13. Limitation of liability
To the fullest extent permitted by law, neither party will be liable for indirect, incidental, special, consequential, exemplary, or punitive damages, or for lost profits, lost revenue, lost data, or loss of goodwill, even if advised of the possibility.
To the fullest extent permitted by law, our total aggregate liability arising out of or relating to the service or these Terms will not exceed the fees you paid to us in the 12 months before the event giving rise to the claim.
These limits do not apply where they cannot be excluded by law, and do not limit your payment obligations or either party's liability for willful misconduct.
14. Indemnification
You will defend, indemnify, and hold harmless Argorant and its officers, members, employees, and agents from third-party claims, damages, fines, and reasonable costs (including attorneys' fees) arising out of your use of the service or exported data, your outreach and campaigns, your Customer Data, or your violation of these Terms or applicable law — including marketing, anti-spam, and data protection laws.
We will give you prompt notice of any claim subject to indemnification and reasonable cooperation at your expense; you may not settle a claim that imposes obligations on us without our consent.
15. Suspension and termination
You may stop using the service and cancel your subscription at any time as described in Section 4. We may suspend or terminate access for material breach of these Terms (including Sections 5 and 7), legal or security risk, nonpayment after notice, or discontinuation of the service.
On termination, your right to access the service ends and unconsumed credits and verification checks are forfeited. The data license in Section 6 survives for records lawfully exported during a paid subscription unless termination was for your material breach, in which case we may require deletion of exported data.
Sections that by their nature should survive will survive, including accrued payment obligations, license restrictions, intellectual property, disclaimers, limitation of liability, indemnification, and governing law.
16. Governing law and disputes
These Terms are governed by the laws of the State of Wyoming, without regard to its conflict-of-law rules. The United Nations Convention on Contracts for the International Sale of Goods does not apply.
Any dispute arising out of or relating to these Terms or the service will be resolved exclusively in the state or federal courts located in Wyoming, and each party consents to their jurisdiction and venue. Either party may instead bring an individual claim in small-claims court where its requirements are met.
To the extent permitted by law, each party waives any right to a jury trial and agrees that claims must be brought individually and not as part of a class or representative proceeding.
17. Changes to these Terms
We may update these Terms as the product, law, or our business changes. For material changes we will give notice in the product or by email before the changes take effect, and the "Last updated" date above will change. Continued use of the service after the effective date constitutes acceptance. If you do not agree, cancel before the change takes effect.
18. General
These Terms, together with any signed order form, the Privacy Policy, and the Data Processing Agreement where applicable, are the entire agreement between you and us regarding the service and supersede prior agreements on the same subject.
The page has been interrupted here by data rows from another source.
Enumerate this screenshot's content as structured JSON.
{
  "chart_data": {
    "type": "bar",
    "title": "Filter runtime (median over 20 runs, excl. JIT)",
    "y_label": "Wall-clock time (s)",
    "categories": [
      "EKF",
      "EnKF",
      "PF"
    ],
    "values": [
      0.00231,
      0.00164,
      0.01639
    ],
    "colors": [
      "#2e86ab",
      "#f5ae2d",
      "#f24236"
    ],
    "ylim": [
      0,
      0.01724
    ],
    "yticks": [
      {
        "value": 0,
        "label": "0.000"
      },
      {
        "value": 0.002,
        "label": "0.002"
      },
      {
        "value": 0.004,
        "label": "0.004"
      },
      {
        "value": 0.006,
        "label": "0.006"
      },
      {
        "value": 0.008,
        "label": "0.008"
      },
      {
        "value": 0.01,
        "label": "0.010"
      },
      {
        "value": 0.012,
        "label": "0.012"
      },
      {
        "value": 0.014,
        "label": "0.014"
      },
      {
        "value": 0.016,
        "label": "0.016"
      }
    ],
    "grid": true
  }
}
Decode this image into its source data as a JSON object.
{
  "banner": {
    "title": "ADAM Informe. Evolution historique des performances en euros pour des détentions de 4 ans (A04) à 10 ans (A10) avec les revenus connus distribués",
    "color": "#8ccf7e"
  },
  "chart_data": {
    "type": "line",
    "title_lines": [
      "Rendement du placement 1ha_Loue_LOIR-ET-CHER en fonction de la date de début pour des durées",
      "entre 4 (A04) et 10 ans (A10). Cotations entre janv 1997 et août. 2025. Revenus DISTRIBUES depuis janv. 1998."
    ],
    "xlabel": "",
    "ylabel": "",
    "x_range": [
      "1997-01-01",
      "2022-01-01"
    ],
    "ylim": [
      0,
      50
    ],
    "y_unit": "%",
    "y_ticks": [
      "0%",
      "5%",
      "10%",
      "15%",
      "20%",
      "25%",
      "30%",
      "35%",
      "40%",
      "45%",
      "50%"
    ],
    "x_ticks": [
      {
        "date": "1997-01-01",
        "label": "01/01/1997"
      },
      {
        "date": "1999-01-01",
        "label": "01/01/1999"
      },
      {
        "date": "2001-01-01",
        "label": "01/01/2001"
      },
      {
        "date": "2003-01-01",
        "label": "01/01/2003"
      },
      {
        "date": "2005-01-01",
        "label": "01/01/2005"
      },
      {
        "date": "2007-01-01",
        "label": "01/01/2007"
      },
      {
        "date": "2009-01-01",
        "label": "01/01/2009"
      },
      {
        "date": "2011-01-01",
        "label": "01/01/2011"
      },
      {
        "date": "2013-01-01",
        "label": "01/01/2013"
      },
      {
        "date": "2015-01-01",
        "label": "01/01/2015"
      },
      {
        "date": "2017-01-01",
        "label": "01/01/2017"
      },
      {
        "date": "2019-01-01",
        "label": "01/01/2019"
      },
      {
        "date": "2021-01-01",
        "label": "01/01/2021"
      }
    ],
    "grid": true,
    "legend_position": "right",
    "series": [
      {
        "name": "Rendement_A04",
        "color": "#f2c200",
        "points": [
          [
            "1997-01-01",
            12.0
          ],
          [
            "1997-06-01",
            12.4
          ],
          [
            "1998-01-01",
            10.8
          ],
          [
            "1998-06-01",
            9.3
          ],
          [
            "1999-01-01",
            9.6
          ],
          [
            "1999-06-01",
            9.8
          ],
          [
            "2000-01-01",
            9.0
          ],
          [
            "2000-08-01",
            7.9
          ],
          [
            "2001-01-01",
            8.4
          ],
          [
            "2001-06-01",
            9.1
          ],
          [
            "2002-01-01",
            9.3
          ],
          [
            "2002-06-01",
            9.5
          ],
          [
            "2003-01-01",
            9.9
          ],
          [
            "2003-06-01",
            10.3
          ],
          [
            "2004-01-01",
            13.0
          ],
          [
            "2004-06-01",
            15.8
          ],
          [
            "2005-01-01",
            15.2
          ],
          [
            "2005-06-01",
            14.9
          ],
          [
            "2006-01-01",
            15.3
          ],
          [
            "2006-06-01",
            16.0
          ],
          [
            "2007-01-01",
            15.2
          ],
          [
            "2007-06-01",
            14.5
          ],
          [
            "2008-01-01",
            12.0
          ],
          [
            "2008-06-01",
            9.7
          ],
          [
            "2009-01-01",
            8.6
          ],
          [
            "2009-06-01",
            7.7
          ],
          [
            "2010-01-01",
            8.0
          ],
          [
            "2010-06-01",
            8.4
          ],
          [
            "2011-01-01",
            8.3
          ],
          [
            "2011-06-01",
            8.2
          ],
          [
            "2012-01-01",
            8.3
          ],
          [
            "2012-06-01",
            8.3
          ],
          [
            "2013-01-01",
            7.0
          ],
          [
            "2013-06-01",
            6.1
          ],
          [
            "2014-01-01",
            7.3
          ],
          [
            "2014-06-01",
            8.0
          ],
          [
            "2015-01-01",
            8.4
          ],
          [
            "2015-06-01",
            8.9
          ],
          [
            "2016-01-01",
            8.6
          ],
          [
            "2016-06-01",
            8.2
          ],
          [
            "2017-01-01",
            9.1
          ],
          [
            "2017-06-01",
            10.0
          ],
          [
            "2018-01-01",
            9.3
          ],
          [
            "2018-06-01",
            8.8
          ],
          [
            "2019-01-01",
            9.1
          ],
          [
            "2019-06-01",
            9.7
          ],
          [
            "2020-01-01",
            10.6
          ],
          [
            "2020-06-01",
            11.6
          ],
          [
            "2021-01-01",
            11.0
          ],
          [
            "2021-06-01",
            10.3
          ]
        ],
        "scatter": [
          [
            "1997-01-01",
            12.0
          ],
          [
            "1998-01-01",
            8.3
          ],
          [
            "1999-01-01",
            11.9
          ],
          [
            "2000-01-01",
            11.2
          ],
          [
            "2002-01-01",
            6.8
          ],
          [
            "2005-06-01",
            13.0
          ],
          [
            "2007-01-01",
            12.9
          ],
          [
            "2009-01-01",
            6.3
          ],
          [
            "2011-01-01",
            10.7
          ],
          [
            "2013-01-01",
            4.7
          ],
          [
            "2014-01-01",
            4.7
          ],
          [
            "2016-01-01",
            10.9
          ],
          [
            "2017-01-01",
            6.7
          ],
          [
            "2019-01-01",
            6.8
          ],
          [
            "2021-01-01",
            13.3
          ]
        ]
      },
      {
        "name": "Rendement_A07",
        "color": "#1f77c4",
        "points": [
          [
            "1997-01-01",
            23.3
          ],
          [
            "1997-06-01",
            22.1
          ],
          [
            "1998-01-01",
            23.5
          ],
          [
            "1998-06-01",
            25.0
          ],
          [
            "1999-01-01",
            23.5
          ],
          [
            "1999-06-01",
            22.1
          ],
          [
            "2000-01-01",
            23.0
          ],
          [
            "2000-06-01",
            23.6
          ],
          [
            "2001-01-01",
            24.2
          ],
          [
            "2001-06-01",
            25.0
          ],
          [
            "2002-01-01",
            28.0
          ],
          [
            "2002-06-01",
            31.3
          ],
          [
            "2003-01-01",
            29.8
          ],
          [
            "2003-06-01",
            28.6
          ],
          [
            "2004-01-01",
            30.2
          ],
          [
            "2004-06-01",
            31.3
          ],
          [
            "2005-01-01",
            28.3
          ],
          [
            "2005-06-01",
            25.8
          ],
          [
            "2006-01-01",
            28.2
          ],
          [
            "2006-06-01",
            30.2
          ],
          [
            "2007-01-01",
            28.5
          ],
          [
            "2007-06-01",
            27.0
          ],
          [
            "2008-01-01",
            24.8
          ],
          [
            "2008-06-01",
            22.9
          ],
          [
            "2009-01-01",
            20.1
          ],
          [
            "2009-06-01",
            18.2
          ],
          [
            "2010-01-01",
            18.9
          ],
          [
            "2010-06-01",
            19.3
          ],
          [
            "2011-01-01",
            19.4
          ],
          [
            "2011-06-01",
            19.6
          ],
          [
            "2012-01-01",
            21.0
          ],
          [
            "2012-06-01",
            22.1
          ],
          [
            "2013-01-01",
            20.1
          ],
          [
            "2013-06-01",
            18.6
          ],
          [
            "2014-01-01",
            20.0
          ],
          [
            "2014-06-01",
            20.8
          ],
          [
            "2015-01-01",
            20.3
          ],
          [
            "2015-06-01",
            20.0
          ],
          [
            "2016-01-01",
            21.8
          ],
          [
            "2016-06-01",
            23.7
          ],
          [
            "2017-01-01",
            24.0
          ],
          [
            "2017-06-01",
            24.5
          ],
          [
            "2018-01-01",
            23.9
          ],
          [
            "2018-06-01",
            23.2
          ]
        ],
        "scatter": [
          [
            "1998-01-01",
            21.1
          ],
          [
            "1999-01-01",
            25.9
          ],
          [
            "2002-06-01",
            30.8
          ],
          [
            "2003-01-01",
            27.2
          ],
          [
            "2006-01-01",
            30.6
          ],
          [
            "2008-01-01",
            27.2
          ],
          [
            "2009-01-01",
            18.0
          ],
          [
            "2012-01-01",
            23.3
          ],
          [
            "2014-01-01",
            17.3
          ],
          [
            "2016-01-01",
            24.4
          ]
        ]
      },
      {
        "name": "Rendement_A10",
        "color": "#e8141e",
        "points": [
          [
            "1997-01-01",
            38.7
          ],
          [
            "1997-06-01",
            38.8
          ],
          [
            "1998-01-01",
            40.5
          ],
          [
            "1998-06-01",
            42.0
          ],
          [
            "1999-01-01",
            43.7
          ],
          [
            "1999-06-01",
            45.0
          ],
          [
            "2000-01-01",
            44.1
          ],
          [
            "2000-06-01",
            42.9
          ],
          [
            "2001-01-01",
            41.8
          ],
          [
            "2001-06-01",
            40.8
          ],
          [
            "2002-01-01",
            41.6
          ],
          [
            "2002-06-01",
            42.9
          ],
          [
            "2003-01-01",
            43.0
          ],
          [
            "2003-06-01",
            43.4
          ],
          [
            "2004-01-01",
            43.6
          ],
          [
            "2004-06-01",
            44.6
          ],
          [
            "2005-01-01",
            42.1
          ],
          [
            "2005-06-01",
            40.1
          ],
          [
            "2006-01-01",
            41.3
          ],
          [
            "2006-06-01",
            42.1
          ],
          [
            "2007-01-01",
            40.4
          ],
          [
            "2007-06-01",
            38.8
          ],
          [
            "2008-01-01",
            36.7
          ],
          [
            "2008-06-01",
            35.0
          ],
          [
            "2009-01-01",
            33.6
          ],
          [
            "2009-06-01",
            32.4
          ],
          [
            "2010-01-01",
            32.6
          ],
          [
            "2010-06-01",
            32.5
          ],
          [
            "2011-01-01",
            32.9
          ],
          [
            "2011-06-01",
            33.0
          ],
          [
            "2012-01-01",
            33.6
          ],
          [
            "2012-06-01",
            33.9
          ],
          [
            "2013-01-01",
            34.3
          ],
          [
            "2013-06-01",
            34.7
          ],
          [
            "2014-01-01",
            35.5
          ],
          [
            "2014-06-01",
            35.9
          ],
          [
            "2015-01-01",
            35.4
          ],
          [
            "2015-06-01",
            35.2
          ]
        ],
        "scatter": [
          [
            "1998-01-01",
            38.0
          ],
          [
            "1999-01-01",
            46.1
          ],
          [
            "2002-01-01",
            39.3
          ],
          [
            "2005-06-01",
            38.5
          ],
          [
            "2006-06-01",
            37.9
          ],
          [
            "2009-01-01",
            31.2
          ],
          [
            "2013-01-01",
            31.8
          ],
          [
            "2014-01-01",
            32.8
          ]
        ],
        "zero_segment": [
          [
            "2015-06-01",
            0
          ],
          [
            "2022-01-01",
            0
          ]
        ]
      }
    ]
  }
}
You may not assign these Terms without our written consent; we may assign them in connection with a merger, acquisition, or sale of assets. If any provision is unenforceable, it will be limited to the minimum extent necessary and the rest remains in effect. A failure to enforce a provision is not a waiver. Notices to us should be sent to legal@argorant.com; notices to you may be sent to your account email.
Neither party is liable for delay or failure caused by events beyond its reasonable control.